Who looks Orwellian now?

Photo by Mario Tama/Getty Images

Amazon has a new target in its ongoing war with publisher Hachette: that book-hating, totalitarian, anti-democratic English author George Orwell.

Sometime between Friday evening and Saturday morning, Amazon unveiled a new message from its book team to readers. Published at the Web address “Readers United,” the letter encourages readers to email Hachette CEO Michael Pietsch (contact info provided) to complain about high e-book prices. Should readers have nothing in particular to say to Pietsch, Amazon suggests a few friendly talking points. (First up: “We have noted your illegal collusion.”) But before it gets to those recommendations, the company gives a short history lesson:

Just ahead of World War II, there was a radical invention that shook the foundations of book publishing. It was the paperback book. This was a time when movie tickets cost 10 or 20 cents, and books cost $2.50. The new paperback cost 25 cents—it was ten times cheaper. Readers loved the paperback and millions of copies were sold in just the first year.

Did the literary establishment embrace this? Absolutely not! Amazon says.

Instead, they dug in and circled the wagons. They believed low cost paperbacks would destroy literary culture and harm the industry (not to mention their own bank accounts). Many bookstores refused to stock them. … The famous author George Orwell came out publicly and said about the new paperback format, if “publishers had any sense, they would combine against them and suppress them.” Yes, George Orwell was suggesting collusion.

It continues to invoke Orwell throughout the letter. “Perhaps channeling Orwell’s decades old suggestion, Hachette has already been caught illegally colluding with its competitors to raise e-book prices,” Amazon writes. And later on: “It was never in George Orwell’s interest to suppress paperback books—he was wrong about that.”

Amazon’s economic argument, as it has stated before, is that e-books are highly price-elastic. This means that when the price of e-books falls, consumers as a whole purchase more of them. Amazon wants to sell most e-books at $9.99 instead of the $14.99 and $19.99 price points they sometimes carry. The company believes that reducing prices to $9.99 would allow customers to pay less while leading to a 74 percent increase in e-book sales, which would create more royalties for authors. “The lower price is good for all parties involved,” Amazon says. “The pie is simply bigger.”

The company does have a point about price elasticity—when Walmart began selling Hachette titles for 40 percent off in June, it saw sales of physical books rise 70 percent in just four days. Independent bookstores that offered discounts on Hachette books have also seen sales and foot traffic increase. On the other hand, Amazon’s argument that this is good for authors seems to assume that the pie will grow for each e-book and not simply in the aggregate. Sure, slashing the cost of a bestseller might cause sales to jump 74 percent, but will it do the same for a new author, or an academic with a relatively small and specialized audience?

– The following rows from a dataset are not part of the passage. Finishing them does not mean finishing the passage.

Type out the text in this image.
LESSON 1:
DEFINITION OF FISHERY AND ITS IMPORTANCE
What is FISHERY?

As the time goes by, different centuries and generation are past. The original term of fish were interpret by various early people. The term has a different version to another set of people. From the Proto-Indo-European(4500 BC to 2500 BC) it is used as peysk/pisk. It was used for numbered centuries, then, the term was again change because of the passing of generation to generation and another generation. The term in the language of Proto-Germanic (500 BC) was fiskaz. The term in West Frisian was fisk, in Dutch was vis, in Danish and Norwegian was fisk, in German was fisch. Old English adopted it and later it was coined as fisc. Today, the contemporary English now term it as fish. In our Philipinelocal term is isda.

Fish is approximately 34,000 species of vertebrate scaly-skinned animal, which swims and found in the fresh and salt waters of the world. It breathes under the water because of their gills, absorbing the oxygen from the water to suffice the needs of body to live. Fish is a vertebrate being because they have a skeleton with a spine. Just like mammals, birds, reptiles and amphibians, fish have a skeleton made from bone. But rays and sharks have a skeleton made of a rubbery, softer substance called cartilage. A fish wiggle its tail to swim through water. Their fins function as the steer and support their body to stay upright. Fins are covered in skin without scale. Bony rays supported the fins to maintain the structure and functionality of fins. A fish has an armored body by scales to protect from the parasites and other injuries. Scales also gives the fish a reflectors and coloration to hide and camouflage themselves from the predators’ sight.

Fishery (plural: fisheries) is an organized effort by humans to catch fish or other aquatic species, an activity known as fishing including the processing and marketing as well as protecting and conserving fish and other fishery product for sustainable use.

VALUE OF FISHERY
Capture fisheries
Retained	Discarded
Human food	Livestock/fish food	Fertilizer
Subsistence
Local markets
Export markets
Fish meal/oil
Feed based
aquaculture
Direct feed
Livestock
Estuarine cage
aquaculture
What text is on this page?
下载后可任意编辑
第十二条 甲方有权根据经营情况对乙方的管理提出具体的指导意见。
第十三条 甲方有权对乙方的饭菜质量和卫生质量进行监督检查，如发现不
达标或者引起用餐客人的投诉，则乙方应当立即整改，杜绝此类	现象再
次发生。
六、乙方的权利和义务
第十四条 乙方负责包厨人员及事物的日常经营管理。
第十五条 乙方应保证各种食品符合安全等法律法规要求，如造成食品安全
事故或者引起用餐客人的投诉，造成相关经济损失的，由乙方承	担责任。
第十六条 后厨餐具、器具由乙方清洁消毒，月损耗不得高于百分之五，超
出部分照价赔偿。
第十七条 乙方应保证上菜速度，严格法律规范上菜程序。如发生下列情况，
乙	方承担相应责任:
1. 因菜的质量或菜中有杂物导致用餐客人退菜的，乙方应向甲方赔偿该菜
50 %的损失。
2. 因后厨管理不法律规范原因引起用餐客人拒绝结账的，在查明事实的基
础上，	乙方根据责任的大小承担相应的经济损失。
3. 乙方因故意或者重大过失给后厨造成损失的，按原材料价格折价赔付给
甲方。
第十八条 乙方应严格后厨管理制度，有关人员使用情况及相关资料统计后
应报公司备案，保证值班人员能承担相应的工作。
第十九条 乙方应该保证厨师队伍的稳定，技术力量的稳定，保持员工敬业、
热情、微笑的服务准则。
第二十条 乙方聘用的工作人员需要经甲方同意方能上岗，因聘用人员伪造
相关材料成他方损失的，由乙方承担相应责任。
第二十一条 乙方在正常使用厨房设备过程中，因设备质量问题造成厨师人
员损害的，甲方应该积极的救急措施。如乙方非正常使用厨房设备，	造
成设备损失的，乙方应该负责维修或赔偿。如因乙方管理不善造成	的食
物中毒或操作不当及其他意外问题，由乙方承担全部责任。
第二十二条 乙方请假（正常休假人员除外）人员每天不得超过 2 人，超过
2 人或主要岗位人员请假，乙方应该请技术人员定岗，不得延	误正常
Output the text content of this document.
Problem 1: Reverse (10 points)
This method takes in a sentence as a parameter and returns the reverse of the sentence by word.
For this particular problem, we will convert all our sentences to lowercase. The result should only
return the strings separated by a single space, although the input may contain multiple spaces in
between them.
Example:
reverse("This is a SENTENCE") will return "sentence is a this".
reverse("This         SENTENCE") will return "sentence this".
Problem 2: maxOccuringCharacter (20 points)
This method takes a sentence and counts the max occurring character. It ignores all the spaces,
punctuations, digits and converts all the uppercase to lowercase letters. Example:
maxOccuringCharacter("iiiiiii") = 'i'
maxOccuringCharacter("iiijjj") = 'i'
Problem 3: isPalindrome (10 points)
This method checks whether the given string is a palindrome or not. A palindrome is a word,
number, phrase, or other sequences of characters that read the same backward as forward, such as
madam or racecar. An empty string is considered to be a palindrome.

Economic debates aside, one thing Amazon is almost certainly incorrect on is its reading of Orwell. As David Streitfeld notes at the New York Times, some quick Googling reveals a fuller text of Orwell’s comments on the paperback—and with it, a more nuanced view of his opinion. “The Penguin Books are splendid value for sixpence,” Orwell wrote, “so splendid that if the other publishers had any sense they would combine against them and suppress them.” Translation: Paperbacks are great! So great that they might drive publishers who don’t make them out of business!

But Orwell also had his concerns. “It is, of course, a great mistake to imagine that cheap books are good for the book trade,” he wrote. “Actually it is just the other way about. If you have, for instance, five shillings to spend and the normal price of a book is half-a-crown, you are quite likely to spend your whole five shillings on two books. But if books are six-pence each you are not going to buy ten of them, because you don’t want as many as ten; your saturation point will have been reached long before that.” He went on to conclude: “In my capacity as reader I applaud the Penguin Books; in my capacity as writer I pronounce them anathema.”

This, in a sense, is what the debate has hinged on all along: that lower e-book prices are good for readers but more dangerous for authors. Orwell surely didn’t hate the paperback. Nor would he have said the consequences of cutting e-book prices are as simple as Amazon would have its readers believe.